Ini penulisnya Senja Yang Membawamu Pergi terbitan Gagas itu juga kan? Penasaran sih sama tulisannya, tapi kalo dilihat dari riviu ini kok jadi berubah pikiran ya? Masih awam banget soalnya dg karya2 si penulis
BalasHapusIya betul, Boy Candra adalah penulis Senja Yang Membawamu Pergi. Entah untuk buku ini saya lebih banyak tidak sukanya. Tapi saya penasaran dengan karya fiksinya. Mungkin lebih bagus.
HapusGua udah baca buku ini kemaren waktu di rumah temen dan jujur aja, meskipun gua ga gitu suka sama tulisannya, gua lebih ga suka lagi sama jalan pemikirannya. Gua juga pernah ditolak, putus cinta, dan terluka, tapi yg berbeda dengan sang "Aku" di buku ini, gua tidak melupakan dengan cara membenci. Gua melupakan dengan cara merelakan, dan itu lebih bisa memberi kedamaian buat pikiran gua ketimbang dengan cara membenci
BalasHapusCinta itu, adalah merelakan orang yg kamu cintai berbahagia, meskipun bukan kamu yg menjadi sumber kebahagiaannya =)

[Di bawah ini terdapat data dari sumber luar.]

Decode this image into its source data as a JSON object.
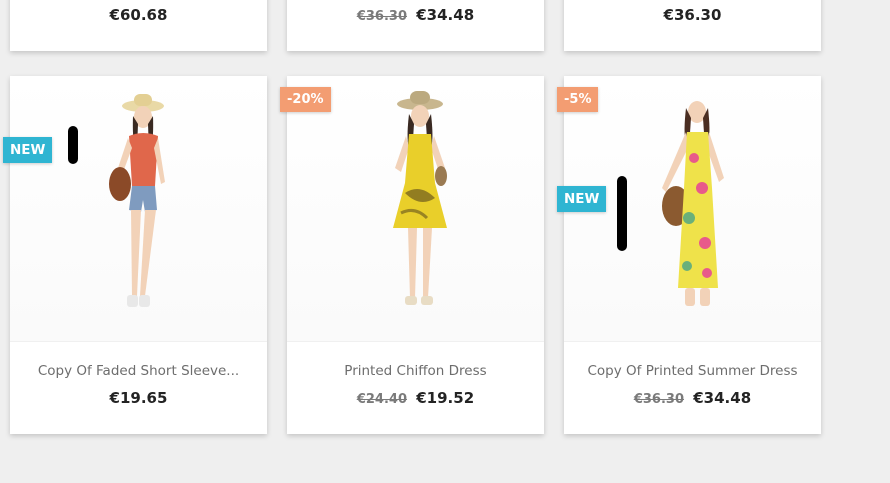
{
  "top_row": [
    {
      "price": "€60.68",
      "old_price": ""
    },
    {
      "price": "€34.48",
      "old_price": "€36.30"
    },
    {
      "price": "€36.30",
      "old_price": ""
    }
  ],
  "products": [
    {
      "name": "Copy Of Faded Short Sleeve...",
      "price": "€19.65",
      "old_price": "",
      "discount": "",
      "new_label": "NEW"
    },
    {
      "name": "Printed Chiffon Dress",
      "price": "€19.52",
      "old_price": "€24.40",
      "discount": "-20%",
      "new_label": ""
    },
    {
      "name": "Copy Of Printed Summer Dress",
      "price": "€34.48",
      "old_price": "€36.30",
      "discount": "-5%",
      "new_label": "NEW"
    }
  ],
  "colors": {
    "discount_badge": "#f39d72",
    "new_badge": "#2fb5d2"
  },
  "icons": {
    "product_images": [
      "woman-straw-hat-red-top-shorts",
      "woman-hat-yellow-printed-dress",
      "woman-floral-maxi-dress"
    ]
  }
}
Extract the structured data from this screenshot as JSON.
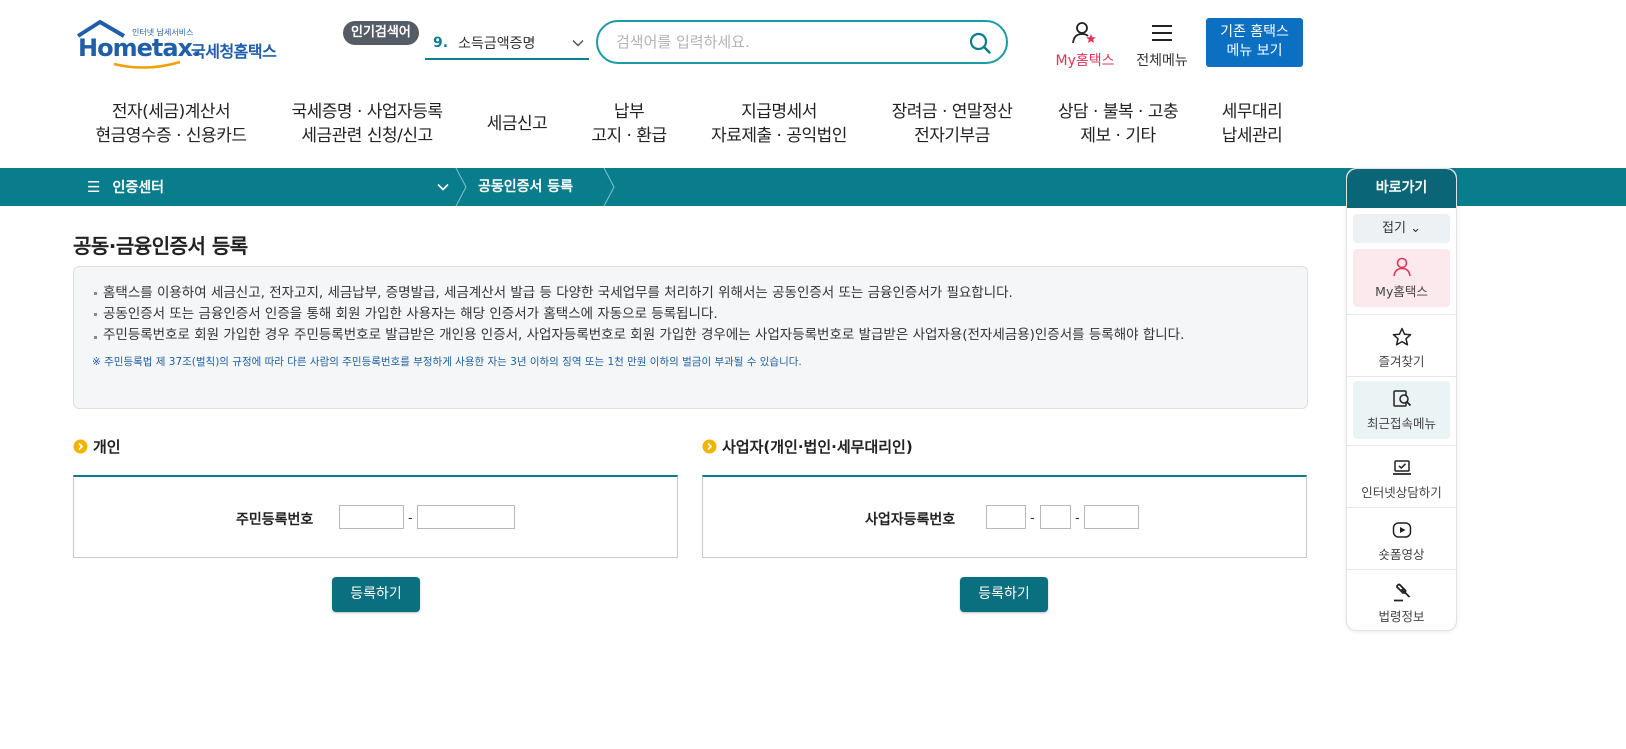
{
  "header": {
    "logo": {
      "brand": "Hometax.",
      "tagline": "인터넷 납세서비스",
      "name": "국세청홈택스"
    },
    "popular": {
      "badge": "인기검색어",
      "rank": "9.",
      "keyword": "소득금액증명"
    },
    "search": {
      "placeholder": "검색어를 입력하세요."
    },
    "my_hometax_label": "My홈택스",
    "all_menu_label": "전체메뉴",
    "old_menu_button": {
      "line1": "기존 홈택스",
      "line2": "메뉴 보기"
    }
  },
  "gnb": [
    {
      "line1": "전자(세금)계산서",
      "line2": "현금영수증 · 신용카드"
    },
    {
      "line1": "국세증명 · 사업자등록",
      "line2": "세금관련 신청/신고"
    },
    {
      "line1": "세금신고",
      "line2": ""
    },
    {
      "line1": "납부",
      "line2": "고지 · 환급"
    },
    {
      "line1": "지급명세서",
      "line2": "자료제출 · 공익법인"
    },
    {
      "line1": "장려금 · 연말정산",
      "line2": "전자기부금"
    },
    {
      "line1": "상담 · 불복 · 고충",
      "line2": "제보 · 기타"
    },
    {
      "line1": "세무대리",
      "line2": "납세관리"
    }
  ],
  "location": {
    "center": "인증센터",
    "current": "공동인증서 등록"
  },
  "quick_menu": {
    "title": "바로가기",
    "fold": "접기",
    "items": [
      {
        "label": "My홈택스",
        "icon": "person-icon"
      },
      {
        "label": "즐겨찾기",
        "icon": "star-icon"
      },
      {
        "label": "최근접속메뉴",
        "icon": "recent-search-icon"
      },
      {
        "label": "인터넷상담하기",
        "icon": "laptop-check-icon"
      },
      {
        "label": "숏폼영상",
        "icon": "play-icon"
      },
      {
        "label": "법령정보",
        "icon": "gavel-icon"
      }
    ]
  },
  "page": {
    "title": "공동·금융인증서 등록",
    "info": [
      "홈택스를 이용하여 세금신고, 전자고지, 세금납부, 증명발급, 세금계산서 발급 등 다양한 국세업무를 처리하기 위해서는 공동인증서 또는 금융인증서가 필요합니다.",
      "공동인증서 또는 금융인증서 인증을 통해 회원 가입한 사용자는 해당 인증서가 홈택스에 자동으로 등록됩니다.",
      "주민등록번호로 회원 가입한 경우 주민등록번호로 발급받은 개인용 인증서, 사업자등록번호로 회원 가입한 경우에는 사업자등록번호로 발급받은 사업자용(전자세금용)인증서를 등록해야 합니다."
    ],
    "note": "※ 주민등록법 제 37조(벌칙)의 규정에 따라 다른 사람의 주민등록번호를 부정하게 사용한 자는 3년 이하의 징역 또는 1천 만원 이하의 벌금이 부과될 수 있습니다.",
    "individual": {
      "title": "개인",
      "field_label": "주민등록번호",
      "rrn_front": "",
      "rrn_back": "",
      "dash": "-",
      "button": "등록하기"
    },
    "business": {
      "title": "사업자(개인·법인·세무대리인)",
      "field_label": "사업자등록번호",
      "brn_1": "",
      "brn_2": "",
      "brn_3": "",
      "dash": "-",
      "button": "등록하기"
    }
  },
  "colors": {
    "teal": "#0a7d8c",
    "brand_blue": "#1f5faa",
    "accent_pink": "#e0345a",
    "button_blue": "#0b6fc2",
    "note_blue": "#1d5fa0"
  }
}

Iya, saya juga setuju. Sebab sesakit apa pun, bukan gaya pria mengumpat dan memaki pasangan. Ah, kadang bingung dengan jalan pikiran si "Aku" di buku ini.

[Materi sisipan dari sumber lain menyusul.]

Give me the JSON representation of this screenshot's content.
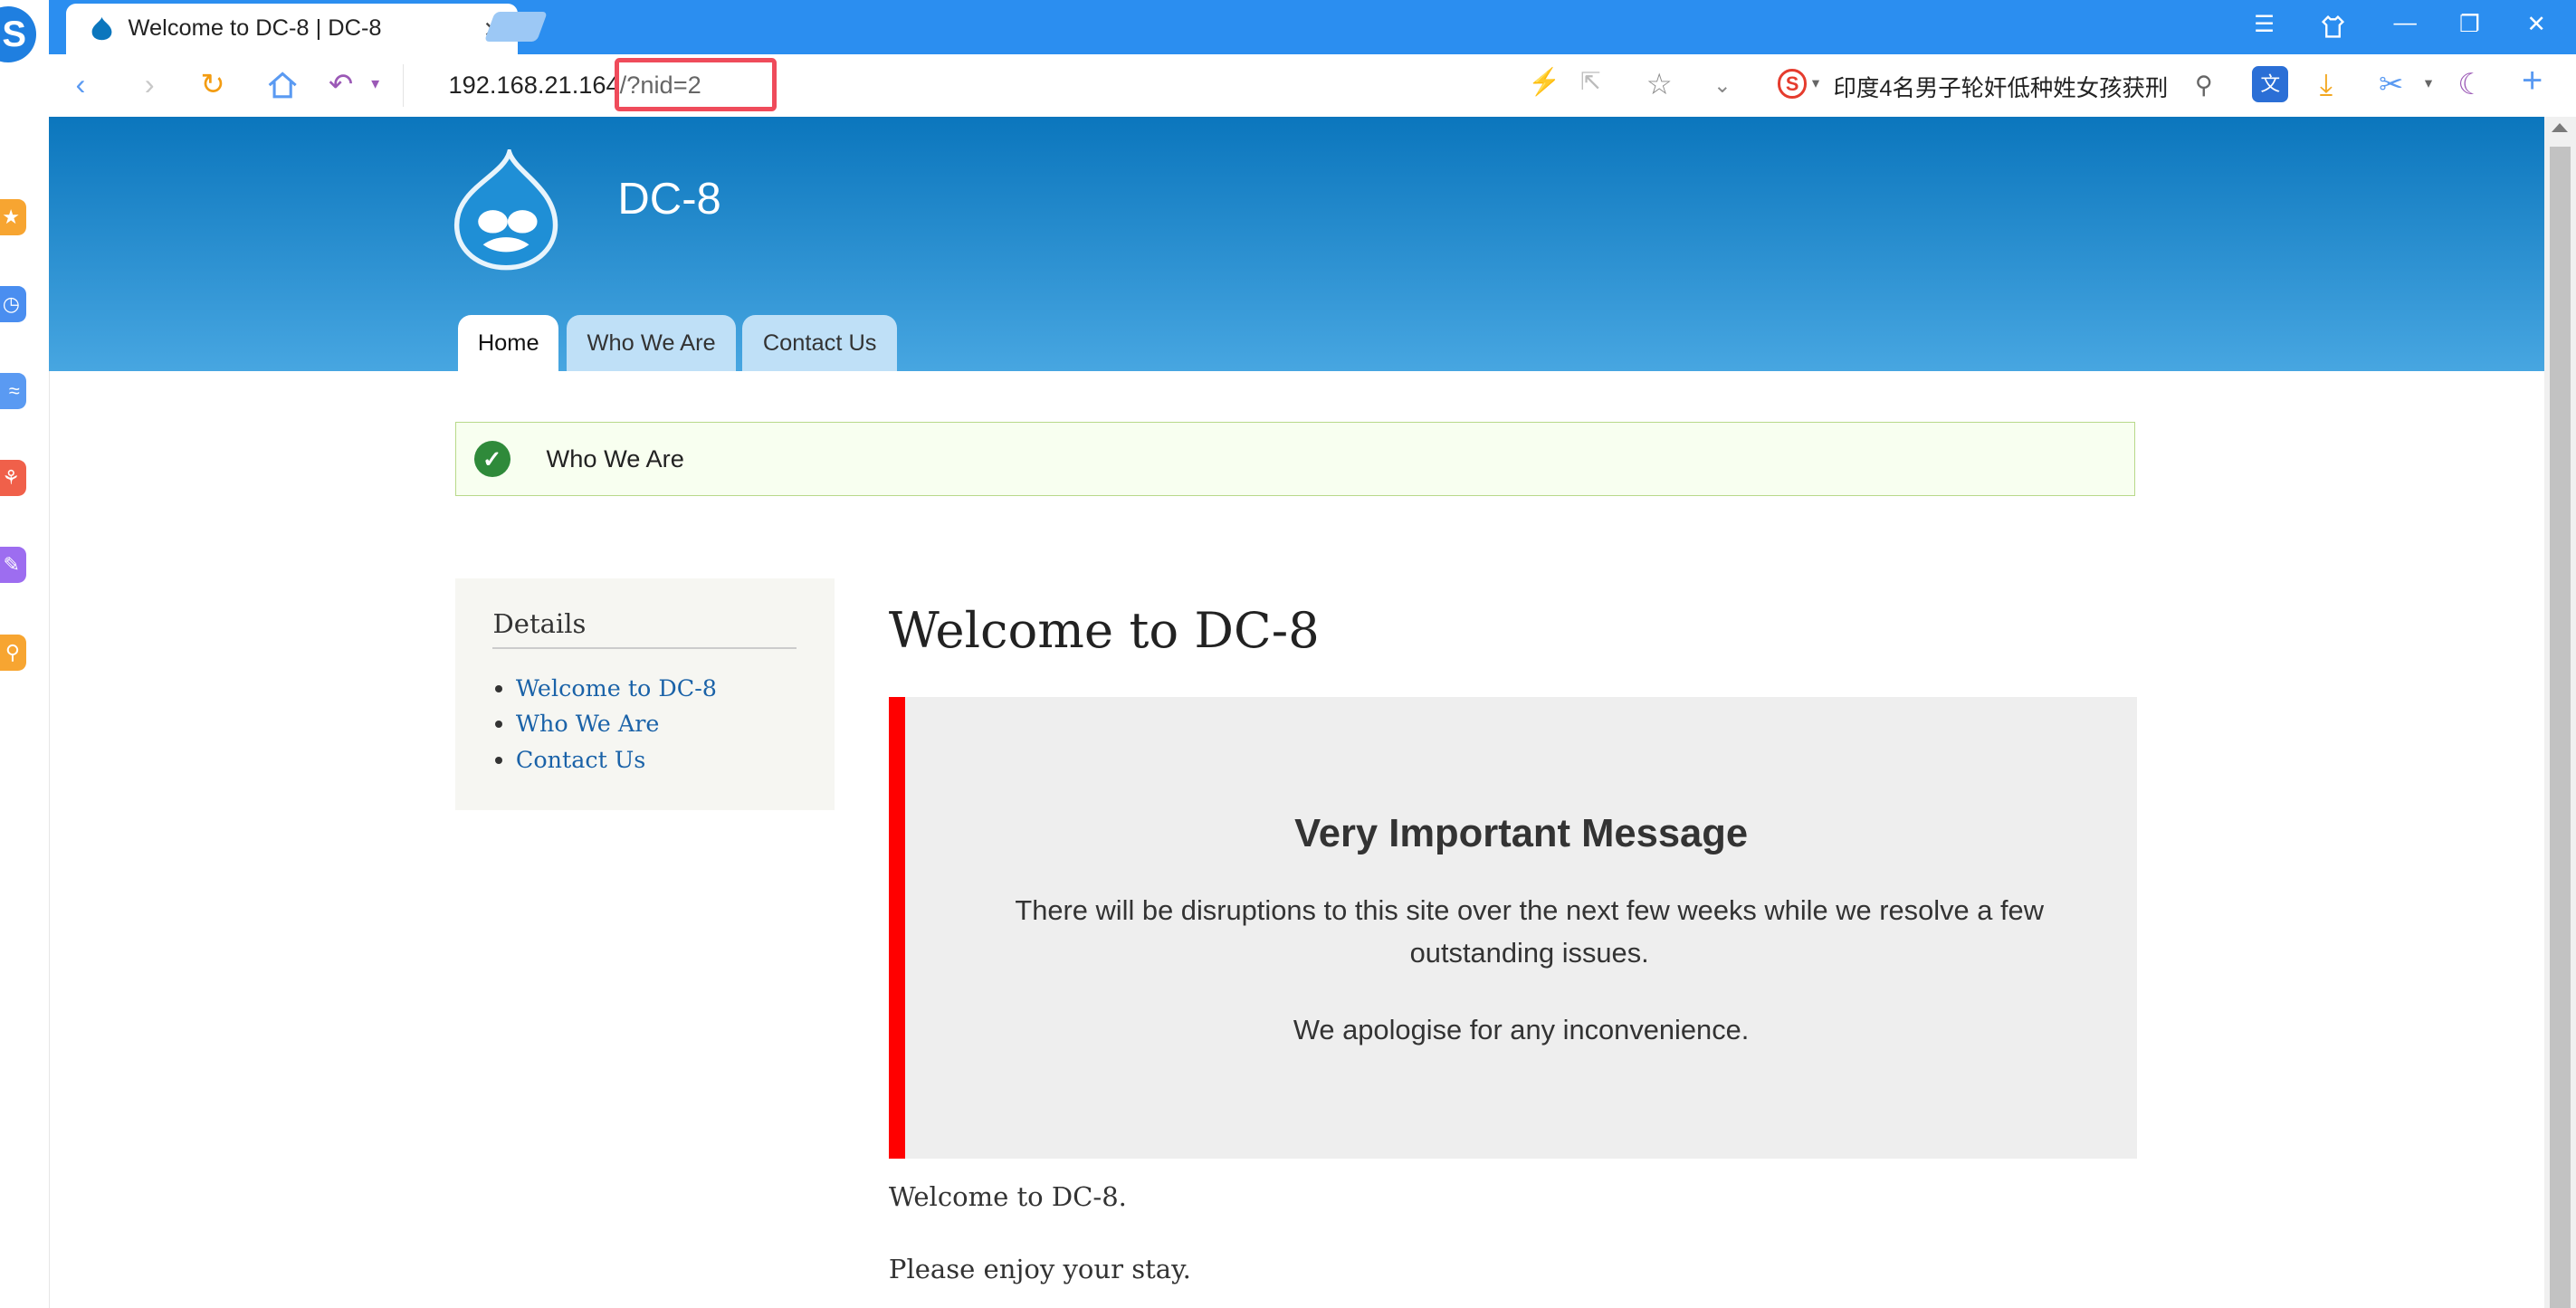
{
  "browser": {
    "tab_title": "Welcome to DC-8 | DC-8",
    "tab_close": "×",
    "url_host": "192.168.21.164",
    "url_query": "/?nid=2",
    "news_ticker": "印度4名男子轮奸低种姓女孩获刑",
    "sogou_letter": "S",
    "colors": {
      "tab_strip": "#2b8ef0",
      "highlight_box": "#ef4b5b"
    }
  },
  "site": {
    "name": "DC-8",
    "nav": [
      "Home",
      "Who We Are",
      "Contact Us"
    ],
    "active_nav": "Home",
    "status_message": "Who We Are"
  },
  "sidebar": {
    "title": "Details",
    "links": [
      "Welcome to DC-8",
      "Who We Are",
      "Contact Us"
    ]
  },
  "main": {
    "title": "Welcome to DC-8",
    "notice": {
      "heading": "Very Important Message",
      "line1": "There will be disruptions to this site over the next few weeks while we resolve a few outstanding issues.",
      "line2": "We apologise for any inconvenience."
    },
    "paragraph1": "Welcome to DC-8.",
    "paragraph2": "Please enjoy your stay."
  }
}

HapusSetuju euy, merelakan mantan bahagia meski bukan dengan kita. Namanya adil. hehe :)
Buku ini kalau kulihat dari reviewnya serupa dengan Setelah Kamu Pergi karya Dwitasari. Jika sudah berkenalan dengan Boy Candra akan didapat rasa yang cukup sama dengan buku Setelah Kamu Pergi. Gaya bercerita menggunakan cara ke Aku-an, emnggunakan kata-kata indah dan ungkapan perasaan yang dalam. Memang salah satu hal paling sulit dari menulis fiksia adalah mempertahankan konsistensi sikap karakternya.
BalasHapusSebenarnya boleh saja menulis ke-Aku-an. Tapi harus ingat batasan pula. Kalau POV-nya cowok, ya jangan terlalu mendalami dan kelihatan memprihatinkan. Saya kayaknya kapok membaca buku setipe ini. Hehehe.